I recently got Zone alarm(never worried about security much cause I am a peon and have no great secrets). According to my log I have been pinged 327 times since then so I got Visual Zone Utility to find out who was doing it(great utility it backtraces and can find out names and street addresses of intruders). Most of the things seemed relatively normal except one location got me 130 times. This seems excessive so ought I worry or is this normal?
I wouldn’t worry about it…
I’ve had Zone Alarm for a couple of years, and I get pinged about every five minutes or so… some of the pinging is probably from your ISP, others may be attempts to see if you are online for various programs (ICQ, any Gnutella-type thingy, etc.). I highly doubt that anyone is trying to hack you… but if so, that’s WHY you have Zone Alarm!
I have changed the title of this thread from should I worry about this? to should I worry about being pinged? In the future, please choose more descriptive thread titles.
If you are using Zonealarm, then you have no reason to worry.
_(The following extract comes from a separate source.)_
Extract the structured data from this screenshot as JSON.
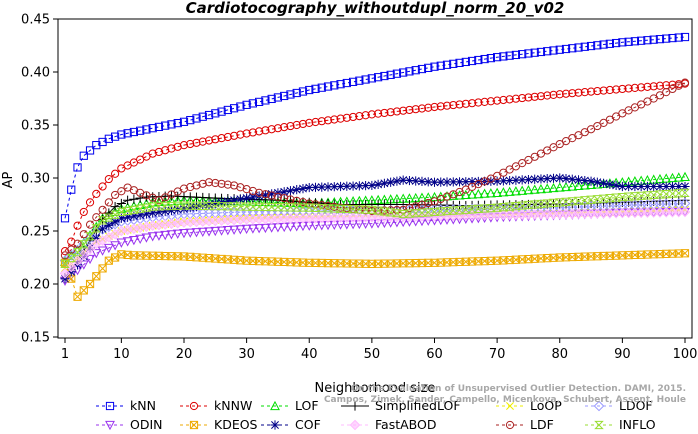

Even if the source is completely malicious, Zonealarm is preventing the ping response so the originator won’t even know you exist.
Yeah, ZoneAlarm is great, but pings are pretty harmless in themselves. They’re just a way of determining if a machine is existent at that address and if certain ports are responsive. ZA sends the pings down a blackhole, essentially making your machine invisible until it initates contact.
If one location is pinging you multiple times … I still woudn’t worry, even if you were without a firewall. 130 pings from one place doesn’t a DoS (Denial of Service, or flooding) attack make, just a rather stupid computer that handles failure to respond to pings badly. Bizarre, perhaps, but probably not malicious.
The Internet has a lot of background noise that ZA happily logs for your edification. Most of it is perfectly harmless. Some of it is malformed, but not malicious. Few packets going down the pike are sent with malicious intent. ZA makes your machine ignore all of it unless you specifically say otherwise, a great security policy (deny all that is not explicitly allowed). So don’t worry about any of it.
A page on firewall forensics. Fascinating reading. It has links to various attacks and how they work. ZA protects you from all of them by simply refusing to respond to such packets. Stop worrying.